Get started
pg-bulk-ingest is a Python package that can be used to ingest large amounts of data into a PostgreSQL database, for example as part of a extract, transform and load (ETL) data pipeline.
This page is a step by step guide to installing pg-bulk-ingest and using it to ingest hard coded data into a local PostgreSQL database.
Prerequisites
You need the following software to follow this guide:
- Python 3.7+
- Docker
- a text editor or Integrated Development Environment (IDE), for example VS Code
You should also have experience of progamming in Python, using the command line, and an understanding of how PostgreSQL tables are defined.
Installation
pg-bulk-ingest
can be installed from PyPI using pip
. psycopg2
or psycopg
(Psycopg 3) must also be explicitly installed.

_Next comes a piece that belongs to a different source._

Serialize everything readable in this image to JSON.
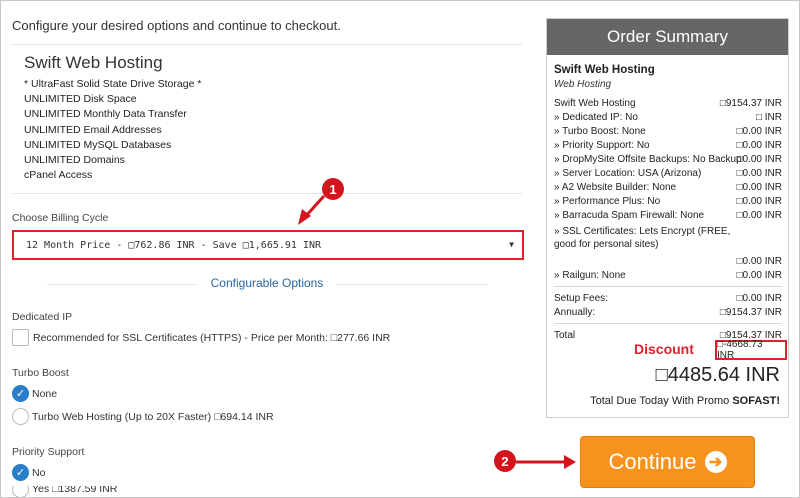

pip install pg-bulk-ingest psycopg
Start a PostgreSQL database
To run a PostrgreSQL database locally using Docker, on the command line run:
docker run --rm -it -e POSTGRES_HOST_AUTH_METHOD=trust -p 5432:5432 postgres
Create a basic ingest
-
Create an empty Python file, for example
ingest.py
. -
In this file write code to use the
ingest
function from thepg_bulk_ingest
module to create a PostgreSQL table and ingest hard-coded data into it:
import sqlalchemy as sa
from pg_bulk_ingest import HighWatermark, Visibility, Upsert, Delete, ingest
# This should work with the Docker example above, but would have to be changed
# if using a PostgreSQL instance elsewhere or setup differently
engine = sa.create_engine('postgresql+psycopg://postgres@127.0.0.1:5432/')
# A SQLAlchemy Metadata
metadata = sa.MetaData()
my_table = sa.Table(
"my_table",
metadata,
sa.Column("id", sa.INTEGER, primary_key=True),
sa.Column("value", sa.VARCHAR(16), nullable=False),
schema="my_schema",
)
# A function that yields batches of data, where each is a tuple of
# (high watermark, batch metadata, data rows).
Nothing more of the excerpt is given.